Lawmakers in Congress this week passed a bill to rein in the federal government’s sweeping surveillance program — both Democrats and Republicans found common ground in support of the USA Freedom Act, the first real reform of the Patriot Act since President George W. Bush signed the surveillance law 14 years ago.
Though the law represents a marked step forward, New York City Congressman Jerry Nadler says more needs to be done to protect Americans from government overreach.
"The bill, of which I’m a co-author, is a very good start — but it's only a start,” he says. “It does end most of the bulk collection of data, and it makes a number of very substantial and very positive changes. But it leaves a number of other things undone.”
Congressman Nadler says that Section 702 of the Foreign Intelligence Surveillance Act (FISA) of 1978, which authorizes the government to spy on the electronic communications of foreigners, also needs to be reformed.
“If someone abroad communicates with an American and we pick up that conversation or that information ... you could have the backdoor spying of Americans,” he says. “We really have to rein that in to make sure that doesn’t happen, and we have such an amendment, which we will be offering to the military appropriations bill in about two weeks.”
Congressman Nadler believes that reform also goes beyond the passage of new laws. He argues that government officials need to be held accountable, especially Director of National Intelligence James Clapper, who lied to US Senator Ron Wyden about the bulk collection of data during a Senate Select Committee on Intelligence hearing on March 12, 2013.
"He was worse than disingenuous — he committed perjury and should be prosecuted," Nadler says.

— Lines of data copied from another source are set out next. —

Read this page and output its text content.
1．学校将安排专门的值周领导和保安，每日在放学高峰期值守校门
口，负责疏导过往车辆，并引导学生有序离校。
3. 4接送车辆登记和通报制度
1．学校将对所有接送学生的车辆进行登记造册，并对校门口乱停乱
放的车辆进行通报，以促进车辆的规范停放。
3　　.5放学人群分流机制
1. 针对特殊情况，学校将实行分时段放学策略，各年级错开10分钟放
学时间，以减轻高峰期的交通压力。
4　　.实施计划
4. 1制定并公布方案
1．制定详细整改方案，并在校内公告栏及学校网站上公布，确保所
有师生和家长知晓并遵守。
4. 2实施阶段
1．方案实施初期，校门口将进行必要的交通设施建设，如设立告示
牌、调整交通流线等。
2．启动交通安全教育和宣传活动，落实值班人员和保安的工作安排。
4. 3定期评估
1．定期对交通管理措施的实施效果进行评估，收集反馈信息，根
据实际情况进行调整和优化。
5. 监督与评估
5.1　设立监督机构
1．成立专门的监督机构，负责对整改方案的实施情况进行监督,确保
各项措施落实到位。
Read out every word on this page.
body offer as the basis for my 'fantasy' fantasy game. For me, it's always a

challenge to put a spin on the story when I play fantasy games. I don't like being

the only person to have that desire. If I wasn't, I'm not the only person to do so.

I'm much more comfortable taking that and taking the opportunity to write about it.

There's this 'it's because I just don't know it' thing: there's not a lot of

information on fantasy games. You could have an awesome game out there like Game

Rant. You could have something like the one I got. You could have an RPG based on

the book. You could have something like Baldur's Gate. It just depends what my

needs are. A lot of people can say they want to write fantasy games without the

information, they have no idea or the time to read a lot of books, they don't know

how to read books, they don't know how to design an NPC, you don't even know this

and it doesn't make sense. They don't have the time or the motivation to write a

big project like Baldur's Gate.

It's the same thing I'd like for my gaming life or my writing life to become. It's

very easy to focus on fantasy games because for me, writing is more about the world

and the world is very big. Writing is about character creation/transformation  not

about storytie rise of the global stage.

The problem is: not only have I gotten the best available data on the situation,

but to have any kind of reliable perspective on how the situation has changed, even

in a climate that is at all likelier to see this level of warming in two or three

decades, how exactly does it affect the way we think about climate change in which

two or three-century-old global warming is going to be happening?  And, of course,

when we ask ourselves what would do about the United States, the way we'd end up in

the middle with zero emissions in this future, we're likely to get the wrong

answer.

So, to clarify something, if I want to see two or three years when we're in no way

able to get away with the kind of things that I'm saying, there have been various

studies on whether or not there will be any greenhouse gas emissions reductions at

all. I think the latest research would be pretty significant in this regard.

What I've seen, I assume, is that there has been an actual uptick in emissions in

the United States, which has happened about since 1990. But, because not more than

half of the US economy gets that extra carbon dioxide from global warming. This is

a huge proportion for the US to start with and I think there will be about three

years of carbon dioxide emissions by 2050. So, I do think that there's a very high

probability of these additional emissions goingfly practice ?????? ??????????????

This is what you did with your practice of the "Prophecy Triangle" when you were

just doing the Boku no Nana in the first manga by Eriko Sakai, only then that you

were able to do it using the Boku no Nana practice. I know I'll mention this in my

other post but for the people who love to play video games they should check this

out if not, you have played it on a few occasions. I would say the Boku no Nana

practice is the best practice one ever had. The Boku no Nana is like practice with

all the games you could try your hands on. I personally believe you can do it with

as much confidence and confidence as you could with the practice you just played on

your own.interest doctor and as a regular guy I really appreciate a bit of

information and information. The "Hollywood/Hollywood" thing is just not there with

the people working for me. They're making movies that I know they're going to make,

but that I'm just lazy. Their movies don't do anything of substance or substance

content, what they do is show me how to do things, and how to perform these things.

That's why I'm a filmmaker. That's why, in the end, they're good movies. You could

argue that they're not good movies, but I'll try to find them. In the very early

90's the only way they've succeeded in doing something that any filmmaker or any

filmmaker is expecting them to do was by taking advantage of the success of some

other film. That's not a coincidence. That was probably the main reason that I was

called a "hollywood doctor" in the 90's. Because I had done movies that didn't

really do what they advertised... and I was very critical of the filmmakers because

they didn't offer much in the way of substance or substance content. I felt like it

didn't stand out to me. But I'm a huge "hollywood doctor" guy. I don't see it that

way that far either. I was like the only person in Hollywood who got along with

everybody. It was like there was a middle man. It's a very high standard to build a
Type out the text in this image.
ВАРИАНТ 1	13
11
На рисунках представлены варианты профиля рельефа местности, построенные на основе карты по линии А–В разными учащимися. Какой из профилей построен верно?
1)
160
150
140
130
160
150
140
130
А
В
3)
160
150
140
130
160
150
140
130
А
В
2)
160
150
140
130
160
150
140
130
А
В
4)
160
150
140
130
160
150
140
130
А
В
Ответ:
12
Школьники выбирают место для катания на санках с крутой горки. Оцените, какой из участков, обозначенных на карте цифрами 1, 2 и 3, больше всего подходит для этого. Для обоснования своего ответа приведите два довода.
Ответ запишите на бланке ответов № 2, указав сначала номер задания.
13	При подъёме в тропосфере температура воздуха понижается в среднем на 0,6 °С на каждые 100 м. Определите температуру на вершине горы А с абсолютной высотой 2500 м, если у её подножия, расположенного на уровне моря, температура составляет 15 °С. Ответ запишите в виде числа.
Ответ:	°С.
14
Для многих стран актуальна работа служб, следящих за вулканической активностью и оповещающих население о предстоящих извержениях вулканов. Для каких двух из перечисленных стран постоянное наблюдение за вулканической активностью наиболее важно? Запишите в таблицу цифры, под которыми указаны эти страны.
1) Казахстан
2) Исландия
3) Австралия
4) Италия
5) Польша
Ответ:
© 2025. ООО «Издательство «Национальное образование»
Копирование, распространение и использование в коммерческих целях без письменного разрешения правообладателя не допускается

Rep. Nadler says that bulk collection of data by the NSA “was a gross misinterpretation” of Section 215 of the Patriot Act, something the new law corrects.
“Under the bill we just passed, you couldn’t get a warrant at all unless you had a particularized suspicion about an individual or small group of people, and you defined that by a specific selection term — someone’s name, or perhaps a location,” he says. "We tightly defined it so it can’t be all phone calls in one zip code. You have to show a particularized suspicion.”
Congressman Nadler says lawmakers have also taken steps to target the mechanism that has allowed the NSA to keep its mass surveillance practices both secret and legal: the FISA Court.
“We made two major changes to the FISA Court,” he says. “Number one, we provided for a corps of amici — security-cleared people who will be in court and who will be privy to everything that happens in the court and whose sole function is to argue against the government when it makes a legal argument. So the court will hear from both sides for the first time — for the last 15 years it’s only heard from the government.”
“Secondly, we provide that any novel or significant opinion must be made public within a few days. Had these supervisions been in effect back in 2006 when the government said to the FISA Court that Section 2015 of the Patriot Act authorized the bulk collection of data without a court warrant, the amici would have argued against it and the court might have decided differently. Had the court decided as it did, we would have known about it in a few days, instead of having to wait until Mr. Snowden’s revelations seven years later.”
Thanks in part to NSA whistleblower Edward Snowden, opposition to the Patriot Act has gone from the margins to the mainstream.
“I think this [bill] is a victory for Edward Snowden,” says Congressman Nadler. “He revealed illegal, and I would say unconstitutional, actions by the government that have been secret for years. Because of his revelations, people found out about this and Congress reacted to it. We changed the law to make clear that they can’t do what they were doing.”
Not everyone celebrates Snowden, who has been accused of providing intelligence to Russian and Chinese officials. But Nadler says the leaker carried out a valuable public service on behalf of the American people.
Would he support a pardon for Snowden?
“If the facts are that all he’s revealed is what we know about, yes,” he says.